Either your query is matching zero rows or there is no column named Fname in your table.

 

Are you doing this on a system with error_reporting set to E_ALL (or a -1) and display_errors set to ON so that all the php detected errors will be reported and displayed? This would produce an error if the query returns a row but $row['Fname'] does not exist.

 

You can and should use mysqli_num_rows() to find out if there are any rows returned by a query and display an appropriate message if there are not.

 

[EmperorJazzy]

Either your query is matching zero rows or there is no column named Fname in your table.

 

Are you doing this on a system with error_reporting set to E_ALL (or a -1) and display_errors set to ON so that all the php detected errors will be reported and displayed?

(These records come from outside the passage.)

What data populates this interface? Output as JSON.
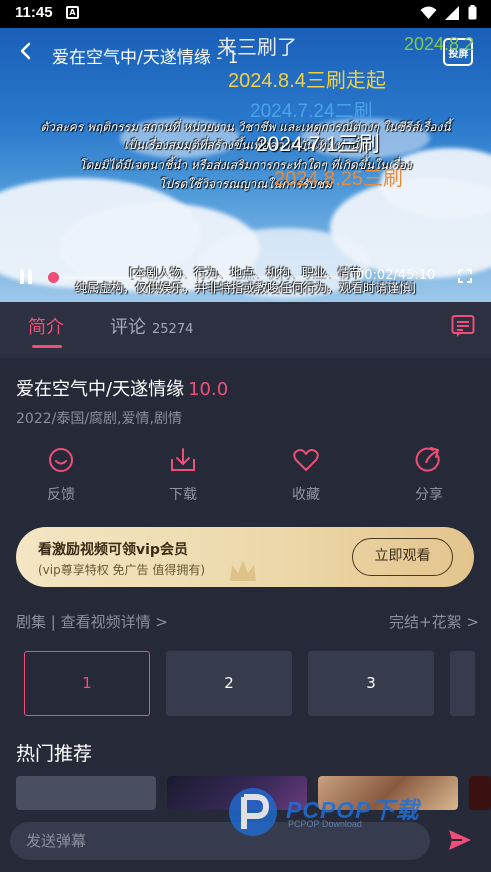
{
  "status_bar": {
    "time": "11:45",
    "notification_badge": "A",
    "icons": [
      "wifi-icon",
      "signal-icon",
      "battery-icon"
    ]
  },
  "player": {
    "title": "爱在空气中/天遂情缘 - 1",
    "cast_label": "投屏",
    "time_label": "00:02/45:10",
    "progress_fraction": 0.00074,
    "danmaku": [
      {
        "text": "来三刷了",
        "color": "#e8e8e8"
      },
      {
        "text": "2024.8.2",
        "color": "#7fc84a"
      },
      {
        "text": "2024.8.4三刷走起",
        "color": "#f4d03f"
      },
      {
        "text": "2024.7.24二刷",
        "color": "#4aa3e8"
      },
      {
        "text": "2024.7.1三刷",
        "color": "#ffffff"
      },
      {
        "text": "2024.8.25三刷",
        "color": "#e88b3a"
      }
    ],
    "thai_lines": [
      "ตัวละคร พฤติกรรม สถานที่ หน่วยงาน วิชาชีพ และเหตุการณ์ต่างๆ ในซีรีส์เรื่องนี้",
      "เป็นเรื่องสมมุติที่สร้างขึ้นเพื่อความบันเทิงเท่านั้น",
      "โดยมิได้มีเจตนาชี้นำ หรือส่งเสริมการกระทำใดๆ ที่เกิดขึ้นในเรื่อง",
      "โปรดใช้วิจารณญาณในการรับชม"
    ],
    "disclaimer_lines": [
      "[本剧人物、行为、地点、机构、职业、情节",
      "纯属虚构，仅供娱乐，并非特指或教唆任何行为，观看时请谨慎]"
    ]
  },
  "tabs": [
    {
      "label": "简介",
      "active": true
    },
    {
      "label": "评论",
      "count": "25274",
      "active": false
    }
  ],
  "show": {
    "title": "爱在空气中/天遂情缘",
    "score": "10.0",
    "meta": "2022/泰国/腐剧,爱情,剧情"
  },
  "actions": [
    {
      "label": "反馈",
      "icon": "feedback-icon"
    },
    {
      "label": "下载",
      "icon": "download-icon"
    },
    {
      "label": "收藏",
      "icon": "heart-icon"
    },
    {
      "label": "分享",
      "icon": "share-icon"
    }
  ],
  "vip_banner": {
    "title": "看激励视频可领vip会员",
    "subtitle": "(vip尊享特权 免广告 值得拥有)",
    "button": "立即观看"
  },
  "episodes": {
    "header": "剧集 | 查看视频详情 >",
    "status": "完结+花絮 >",
    "items": [
      "1",
      "2",
      "3"
    ]
  },
  "hot": {
    "title": "热门推荐"
  },
  "input": {
    "placeholder": "发送弹幕"
  },
  "watermark": {
    "logo": "PCPOP下载",
    "sub": "PCPOP Download"
  },
  "colors": {
    "accent": "#f04e78",
    "background": "#262a38",
    "card": "#363b4d"
  }
}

This would produce an error if the query returns a row but $row['Fname'] does not exist.

 

You can and should use mysqli_num_rows() to find out if there are any rows returned by a query and display an appropriate message if there are not.

 

- Not sure about the system configuration with regard to errors. I'll enquire through my web-hosting.

 

- What's the best application for mysqli_num_rows(); is it simply echo mysqli_num_rows(); ?

[PFMaBiSmAd]

	if(mysqli_num_rows($result)){
	// at least one row, process the data from the query
	while ($row = mysqli_fetch_array($result))
	{
		echo $row['Full_name'];
	}
} else {
	// query matched zero rows
	echo "Sorry, there is no data to display!";
}

 

I also see that your first code used $row['Full_name'] while your later code used $row['Fname']. If your php code is running at all (the following won't help with fatal parse errors in your main file), you can put the following two lines of code in your file to set the error_reporting/display_errors settings at runtime -

 

ini_set("display_errors", "1");
error_reporting(-1);

[EmperorJazzy]

Now we're cooking!! I added the error variables and we're getting feedback.

 

RE: FName and Full_Name, I just abbreviated for the purposes of pasting code.

 

I finally got a return of errors and now I'm progressing to debug.

 

Notice: Undefined index: Full_name in /var/www/vhosts/website/httpdocs/ListSite/usertest.php on line 24

 

Notice: Undefined index: Full_name in /var/www/vhosts/website/httpdocs/ListSite/usertest.php on line 24

 

Notice: Undefined index: Full_name in /var/www/vhosts/website/httpdocs/ListSite/usertest.php on line 24

 

Notice: Undefined index: Full_name in /var/www/vhosts/website/httpdocs/ListSite/usertest.php on line 24

 

 

So I looked over the database and found that the field name is Full_Name not Full_name...... I forgot about case-sensitivity. I am now getting output returned.

 

Thank you very much for your persistence and help with this.

[PFMaBiSmAd]

I just abbreviated for the purposes of pasting code

 

^^^ Computers only do exactly what their code tells them to do and we only see exactly the information you supply in your posts. When you don't post accurate code and data, it causes wild goose chases fixing things that are not actually present.